Но теперь наши встречи не прекратились. Была какая-то стремительность в ней, в обращении ее с людьми, жажда скорее проникнуть в каждого другого человека, узнать его, подойти к нему – и уже вскоре после первой же встречи она сама пришла ко мне, занесла книгу, но не застала меня. Я жил тогда один в дешевых номерах. Потом и я также был у нее, хотя тоже не застал. Наконец случилось мне однажды провожать ее из дому, где мы встречались.

Мы вышли из дома втроем. Она шла посреди нас, и я, рядом с ней возле всего хрупкого и нежного, как цветок надломленный, существа ее, радуясь ощущению этой нежности возле себя и не смея коснуться и края пелеринки ее и робея, как и что сказать ей, чтобы не оказаться грубым перед ней, надумал попросить ее рассказать мне о войне. Сам не знаю, почему именно об этом спросил я ее, больше всего хотелось показать ей что-то и в себе глубокое или хотелось этим скрыть свою робость перед ней. Она удивленно, точно очнувшись, вскинула на меня своим глубоким, даже и в самые скорбные минуты не терявшим высшего покоя взором и немного растерялась. Но мне почудился укор и боль в этой ее растерянности и даже жалость, что я что-то прекрасное в ее мыслях обо мне нарушил.

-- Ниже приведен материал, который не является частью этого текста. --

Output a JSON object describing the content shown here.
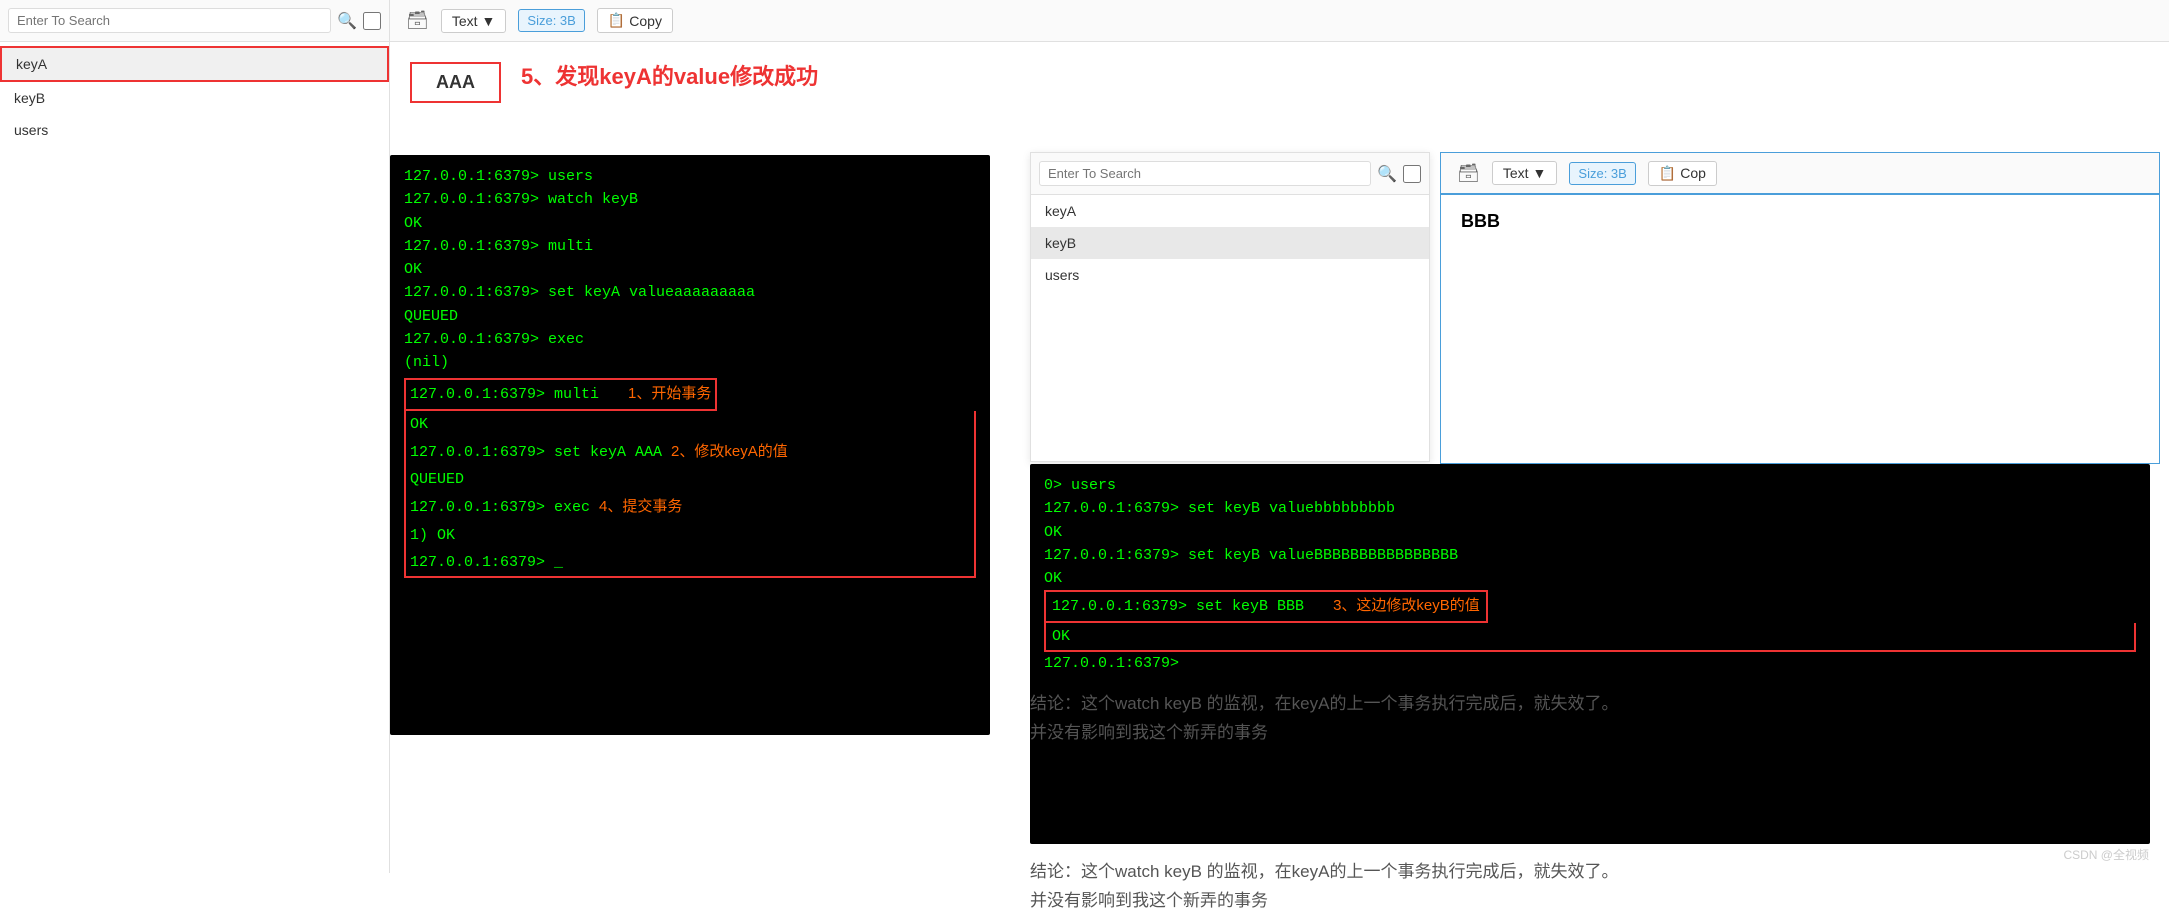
{
  "left_panel": {
    "search_placeholder": "Enter To Search",
    "keys": [
      {
        "label": "keyA",
        "selected": true
      },
      {
        "label": "keyB",
        "selected": false
      },
      {
        "label": "users",
        "selected": false
      }
    ]
  },
  "top_toolbar": {
    "type_label": "Text",
    "size_label": "Size: 3B",
    "copy_label": "Copy"
  },
  "main": {
    "value": "AAA",
    "title": "5、发现keyA的value修改成功"
  },
  "terminal_left": {
    "lines": [
      {
        "text": "127.0.0.1:6379> users",
        "color": "green"
      },
      {
        "text": "127.0.0.1:6379> watch keyB",
        "color": "green"
      },
      {
        "text": "OK",
        "color": "green"
      },
      {
        "text": "127.0.0.1:6379> multi",
        "color": "green"
      },
      {
        "text": "OK",
        "color": "green"
      },
      {
        "text": "127.0.0.1:6379> set keyA valueaaaaaaaaa",
        "color": "green"
      },
      {
        "text": "QUEUED",
        "color": "green"
      },
      {
        "text": "127.0.0.1:6379> exec",
        "color": "green"
      },
      {
        "text": "(nil)",
        "color": "green"
      },
      {
        "text": "127.0.0.1:6379> multi",
        "color": "green",
        "annotation": "1、开始事务"
      },
      {
        "text": "OK",
        "color": "green"
      },
      {
        "text": "127.0.0.1:6379> set keyA AAA",
        "color": "green",
        "annotation": "2、修改keyA的值"
      },
      {
        "text": "QUEUED",
        "color": "green"
      },
      {
        "text": "127.0.0.1:6379> exec",
        "color": "green",
        "annotation": "4、提交事务"
      },
      {
        "text": "1) OK",
        "color": "green"
      },
      {
        "text": "127.0.0.1:6379> _",
        "color": "green"
      }
    ]
  },
  "second_panel": {
    "search_placeholder": "Enter To Search",
    "keys": [
      {
        "label": "keyA",
        "selected": false
      },
      {
        "label": "keyB",
        "selected": true
      },
      {
        "label": "users",
        "selected": false
      }
    ],
    "toolbar": {
      "type_label": "Text",
      "size_label": "Size: 3B",
      "copy_label": "Cop"
    },
    "value": "BBB"
  },
  "terminal_right": {
    "lines": [
      {
        "text": "0> users",
        "color": "green"
      },
      {
        "text": "127.0.0.1:6379> set keyB valuebbbbbbbbb",
        "color": "green"
      },
      {
        "text": "OK",
        "color": "green"
      },
      {
        "text": "127.0.0.1:6379> set keyB valueBBBBBBBBBBBBBBBB",
        "color": "green"
      },
      {
        "text": "OK",
        "color": "green"
      },
      {
        "text": "127.0.0.1:6379> set keyB BBB",
        "color": "green",
        "annotation": "3、这边修改keyB的值",
        "boxed": true
      },
      {
        "text": "OK",
        "color": "green"
      },
      {
        "text": "127.0.0.1:6379>",
        "color": "green"
      }
    ]
  },
  "conclusion": {
    "line1": "结论：这个watch keyB 的监视，在keyA的上一个事务执行完成后，就失效了。",
    "line2": "并没有影响到我这个新弄的事务"
  },
  "watermark": "CSDN @全视频"
}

– Что ж об этом рассказывать? Я не знаю. Да и нужно ли? – произнесла она нерешительно и быстро опустила взор, во что-то углубляясь в себе. Потом, ничего не сказав больше, простилась. Но точно огнем сожгла меня этим. Я даже испугался за то, что сделал. Ужели я такой. Ужели таким буду всегда, шептал я уже в ту ночь, отходя от нее. Вдруг стала понятной мне вся мерзость моя, вся мерзость игры моей такими вещами, как горе и страданье других, мерзость, которая сказалась в моем вопросе. Нет, хочу, могу и стану лучше, хоть ради нее да стану, хоть покажу ей, что я не совсем уж так плох, как она могла сейчас подумать. Затеплилась слабая решимость стать лучше, чище…. было беспокойно. С таких малых и детских ступеней начиналось мое пробуждение, но и это уже был Свет.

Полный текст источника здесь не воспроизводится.